Emotional manipulators can be found across all walks of your life. These are people who tend to mentally exploit others to seize control. Being with them can bring about a lot of psychological stress and suffocating toxicity to your life. It might even cause you to question your own self-worth. It is very important to identify an emotional manipulator as early as possible.
FeedFond has compiled 11 different characteristics of emotional manipulators you can use to be careful and keep the toxicity at bay.
#11 The minute you meet them, you will love them
They are charming and pretend to be sensitive and vulnerable. They give off a friendly impression, and you will feel so comfortable that you may find yourself telling them almost every tale from your life in a very short span of time.
#10 They will blame it on your imagination
One of the first things to watch out for is their lies. They can very skillfully craft a lie such that when they have finished talking about their circumstance, you will surely believe that you are insane.
The scenario: When you see that person at a place they aren’t supposed to be and confront them about it, they will deny it. A typical response would be “ Are you out of your mind? I did not go there. How could I? I was at the office with a ton of coworkers and I had a meeting at that time. You can also check up with my colleagues. The whole department was there. You definitely saw someone else.” (A statement complete with alibi you may not even think about checking)
#9 They do not walk their talk
Every now and then, they will tell you about how life should be.
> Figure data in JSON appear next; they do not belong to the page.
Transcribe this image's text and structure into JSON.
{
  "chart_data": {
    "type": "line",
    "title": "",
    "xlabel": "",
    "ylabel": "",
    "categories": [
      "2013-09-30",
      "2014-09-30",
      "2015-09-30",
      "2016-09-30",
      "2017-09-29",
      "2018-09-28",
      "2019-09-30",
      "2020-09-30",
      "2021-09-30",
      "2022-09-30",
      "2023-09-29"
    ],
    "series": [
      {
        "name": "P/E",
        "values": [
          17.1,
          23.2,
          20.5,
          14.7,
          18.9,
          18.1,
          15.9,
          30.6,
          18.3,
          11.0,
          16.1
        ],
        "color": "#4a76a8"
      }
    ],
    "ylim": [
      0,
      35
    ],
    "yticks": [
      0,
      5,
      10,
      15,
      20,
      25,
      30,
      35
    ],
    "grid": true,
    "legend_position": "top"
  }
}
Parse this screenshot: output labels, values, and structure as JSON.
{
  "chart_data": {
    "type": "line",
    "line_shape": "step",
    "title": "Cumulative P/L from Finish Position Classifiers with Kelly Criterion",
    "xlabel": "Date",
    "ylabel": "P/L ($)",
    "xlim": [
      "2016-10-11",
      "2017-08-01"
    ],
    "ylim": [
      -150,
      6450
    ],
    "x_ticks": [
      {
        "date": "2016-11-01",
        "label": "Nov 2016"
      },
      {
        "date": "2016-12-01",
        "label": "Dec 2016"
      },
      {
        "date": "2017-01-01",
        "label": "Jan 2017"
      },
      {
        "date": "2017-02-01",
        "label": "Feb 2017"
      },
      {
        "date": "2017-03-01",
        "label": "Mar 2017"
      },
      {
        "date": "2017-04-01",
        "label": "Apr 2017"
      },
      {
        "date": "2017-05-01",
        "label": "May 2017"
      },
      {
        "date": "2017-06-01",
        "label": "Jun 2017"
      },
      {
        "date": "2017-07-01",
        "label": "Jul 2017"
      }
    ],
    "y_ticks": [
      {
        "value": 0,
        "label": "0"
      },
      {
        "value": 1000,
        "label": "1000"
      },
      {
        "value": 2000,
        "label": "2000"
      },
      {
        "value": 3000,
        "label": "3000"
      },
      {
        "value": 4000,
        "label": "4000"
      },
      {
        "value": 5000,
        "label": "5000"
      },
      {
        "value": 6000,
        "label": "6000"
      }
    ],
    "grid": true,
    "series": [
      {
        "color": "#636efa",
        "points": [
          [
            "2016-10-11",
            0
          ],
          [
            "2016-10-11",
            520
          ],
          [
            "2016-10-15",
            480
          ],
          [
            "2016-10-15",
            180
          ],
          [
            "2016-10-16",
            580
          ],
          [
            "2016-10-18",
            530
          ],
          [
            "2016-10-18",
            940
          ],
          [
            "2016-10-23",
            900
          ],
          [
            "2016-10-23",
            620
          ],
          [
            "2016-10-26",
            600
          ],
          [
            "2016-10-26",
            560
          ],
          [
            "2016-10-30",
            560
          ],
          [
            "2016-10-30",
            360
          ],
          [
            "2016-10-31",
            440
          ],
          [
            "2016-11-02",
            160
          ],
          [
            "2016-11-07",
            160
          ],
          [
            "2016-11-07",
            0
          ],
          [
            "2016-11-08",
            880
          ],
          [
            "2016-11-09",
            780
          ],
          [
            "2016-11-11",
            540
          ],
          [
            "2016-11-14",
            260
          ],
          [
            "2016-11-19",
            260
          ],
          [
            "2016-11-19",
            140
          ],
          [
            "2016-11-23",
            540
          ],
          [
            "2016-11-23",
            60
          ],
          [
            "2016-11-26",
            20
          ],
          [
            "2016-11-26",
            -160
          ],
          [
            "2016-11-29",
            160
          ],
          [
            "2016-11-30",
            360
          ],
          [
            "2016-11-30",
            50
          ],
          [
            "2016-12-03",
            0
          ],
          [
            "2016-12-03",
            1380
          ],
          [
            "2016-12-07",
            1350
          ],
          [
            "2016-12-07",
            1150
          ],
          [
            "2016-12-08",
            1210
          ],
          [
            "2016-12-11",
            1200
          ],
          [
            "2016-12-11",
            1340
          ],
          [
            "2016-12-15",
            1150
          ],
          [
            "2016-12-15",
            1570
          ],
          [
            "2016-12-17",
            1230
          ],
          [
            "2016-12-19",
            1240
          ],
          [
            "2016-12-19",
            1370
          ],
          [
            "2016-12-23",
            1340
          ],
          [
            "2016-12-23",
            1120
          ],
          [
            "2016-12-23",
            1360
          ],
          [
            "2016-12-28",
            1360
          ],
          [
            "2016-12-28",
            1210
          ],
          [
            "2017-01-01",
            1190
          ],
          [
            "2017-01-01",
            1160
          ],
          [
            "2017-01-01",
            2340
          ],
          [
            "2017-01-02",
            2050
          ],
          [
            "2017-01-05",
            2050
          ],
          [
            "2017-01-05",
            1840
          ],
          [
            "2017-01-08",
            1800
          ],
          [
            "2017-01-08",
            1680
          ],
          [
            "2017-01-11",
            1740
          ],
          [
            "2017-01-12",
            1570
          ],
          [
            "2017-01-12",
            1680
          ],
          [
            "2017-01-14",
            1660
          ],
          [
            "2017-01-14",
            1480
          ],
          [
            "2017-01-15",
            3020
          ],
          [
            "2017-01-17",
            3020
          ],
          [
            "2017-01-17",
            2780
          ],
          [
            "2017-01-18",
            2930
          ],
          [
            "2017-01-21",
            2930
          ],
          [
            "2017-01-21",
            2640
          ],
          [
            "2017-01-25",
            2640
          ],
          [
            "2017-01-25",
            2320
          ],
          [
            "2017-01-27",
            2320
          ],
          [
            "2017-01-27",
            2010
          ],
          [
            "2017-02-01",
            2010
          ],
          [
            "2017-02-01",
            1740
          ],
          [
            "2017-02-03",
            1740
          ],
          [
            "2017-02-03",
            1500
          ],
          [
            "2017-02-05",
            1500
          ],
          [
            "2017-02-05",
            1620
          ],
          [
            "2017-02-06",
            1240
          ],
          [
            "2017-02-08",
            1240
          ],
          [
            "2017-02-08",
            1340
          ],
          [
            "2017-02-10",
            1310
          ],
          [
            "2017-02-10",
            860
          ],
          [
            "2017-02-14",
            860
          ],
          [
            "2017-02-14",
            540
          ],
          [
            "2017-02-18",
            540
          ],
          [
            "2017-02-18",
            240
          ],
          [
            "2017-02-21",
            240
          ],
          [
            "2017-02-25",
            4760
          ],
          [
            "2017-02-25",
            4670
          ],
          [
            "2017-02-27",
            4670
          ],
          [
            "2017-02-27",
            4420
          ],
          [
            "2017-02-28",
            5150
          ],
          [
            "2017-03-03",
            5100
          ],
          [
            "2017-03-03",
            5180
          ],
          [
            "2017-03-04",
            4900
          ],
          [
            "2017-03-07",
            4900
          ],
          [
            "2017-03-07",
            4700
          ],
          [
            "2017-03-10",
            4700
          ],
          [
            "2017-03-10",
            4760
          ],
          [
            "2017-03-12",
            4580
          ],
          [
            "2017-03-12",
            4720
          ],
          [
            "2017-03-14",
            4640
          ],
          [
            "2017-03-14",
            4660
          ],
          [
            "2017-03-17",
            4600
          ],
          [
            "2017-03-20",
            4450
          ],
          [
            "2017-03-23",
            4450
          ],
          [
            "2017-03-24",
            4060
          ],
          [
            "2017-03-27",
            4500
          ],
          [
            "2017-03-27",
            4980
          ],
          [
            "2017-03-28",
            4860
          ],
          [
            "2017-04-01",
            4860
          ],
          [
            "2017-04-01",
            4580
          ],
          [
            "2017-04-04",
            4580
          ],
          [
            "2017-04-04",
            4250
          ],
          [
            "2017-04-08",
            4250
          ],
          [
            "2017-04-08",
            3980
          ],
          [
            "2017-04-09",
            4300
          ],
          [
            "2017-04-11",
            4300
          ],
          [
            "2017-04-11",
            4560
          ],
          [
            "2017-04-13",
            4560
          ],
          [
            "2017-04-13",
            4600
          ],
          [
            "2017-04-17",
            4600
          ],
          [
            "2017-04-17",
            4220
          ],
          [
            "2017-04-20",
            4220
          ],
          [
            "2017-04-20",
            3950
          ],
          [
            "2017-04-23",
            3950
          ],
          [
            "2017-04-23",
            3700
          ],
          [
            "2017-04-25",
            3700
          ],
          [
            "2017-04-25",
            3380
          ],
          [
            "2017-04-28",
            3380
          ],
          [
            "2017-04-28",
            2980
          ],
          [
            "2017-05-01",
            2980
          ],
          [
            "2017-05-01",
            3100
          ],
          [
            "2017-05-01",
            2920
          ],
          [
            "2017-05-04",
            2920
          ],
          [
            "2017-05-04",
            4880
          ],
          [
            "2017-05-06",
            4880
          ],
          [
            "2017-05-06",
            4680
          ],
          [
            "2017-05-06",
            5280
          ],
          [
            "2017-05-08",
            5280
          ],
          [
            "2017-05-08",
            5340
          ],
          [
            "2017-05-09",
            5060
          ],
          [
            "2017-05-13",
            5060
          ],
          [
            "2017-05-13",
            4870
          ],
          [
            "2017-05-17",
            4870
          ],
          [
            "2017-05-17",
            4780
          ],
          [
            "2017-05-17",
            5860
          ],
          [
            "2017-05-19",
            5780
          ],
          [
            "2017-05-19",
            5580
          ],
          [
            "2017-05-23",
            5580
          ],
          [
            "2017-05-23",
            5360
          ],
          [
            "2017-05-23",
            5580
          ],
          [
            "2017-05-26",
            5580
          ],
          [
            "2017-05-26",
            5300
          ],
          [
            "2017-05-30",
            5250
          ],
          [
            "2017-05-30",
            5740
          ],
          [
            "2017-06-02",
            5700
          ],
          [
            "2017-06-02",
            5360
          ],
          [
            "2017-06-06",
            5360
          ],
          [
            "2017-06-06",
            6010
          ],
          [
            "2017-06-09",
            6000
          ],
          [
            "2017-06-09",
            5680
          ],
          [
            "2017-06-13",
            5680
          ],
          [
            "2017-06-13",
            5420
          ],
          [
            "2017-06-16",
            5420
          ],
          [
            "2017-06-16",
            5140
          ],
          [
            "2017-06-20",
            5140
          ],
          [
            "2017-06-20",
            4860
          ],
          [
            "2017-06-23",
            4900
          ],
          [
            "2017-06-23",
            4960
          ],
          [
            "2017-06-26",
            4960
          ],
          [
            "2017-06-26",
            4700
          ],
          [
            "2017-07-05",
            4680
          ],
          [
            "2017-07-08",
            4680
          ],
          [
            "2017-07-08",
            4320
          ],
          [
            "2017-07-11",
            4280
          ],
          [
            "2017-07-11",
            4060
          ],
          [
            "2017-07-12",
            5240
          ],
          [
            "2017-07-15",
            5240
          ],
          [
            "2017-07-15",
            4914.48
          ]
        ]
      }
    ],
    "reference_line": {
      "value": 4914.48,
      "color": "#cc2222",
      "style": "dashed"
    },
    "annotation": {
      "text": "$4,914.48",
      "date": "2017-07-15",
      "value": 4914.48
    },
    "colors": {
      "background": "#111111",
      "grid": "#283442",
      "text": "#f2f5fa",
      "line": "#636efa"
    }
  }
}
But, they hardly show any signs of putting their words into practice. They just say things to make you feel they are a better person. For instance, a woman might tell you how it is not a good idea to be verbally abusive to young children but, on the other hand, you’ll hear here yelling at her kids all the time.
Additionally, emotional manipulators will vow to be there for any and every time you need, when the time comes, they’re nowhere to be found. They will, however, have a ready excuse for their absence.,
#8 They love to play the blame game
Nothing is their fault. Everything has to be blamed on you. If they have done something wrong, it is because you made them do it.
A typical statement would be “I am not normally like this. I don’t do it with anyone else except with you because you take the devil out of me.” If you get angry with them, again it’s your fault, “Why do you have such unrealistic expectations and thoughts? You know my limitations.”
#7 They really know how to make you feel guilty
Emotional manipulators will simply make you feel guilty about everything. If you tell them that you are bothered by something, they will tell you not to bring up the topic and spoil the vibe. If you do not tell them what is bothering you, they will tell you “It’s your fault. Why didn’t you tell me? Do you think I won’t be able to understand?.”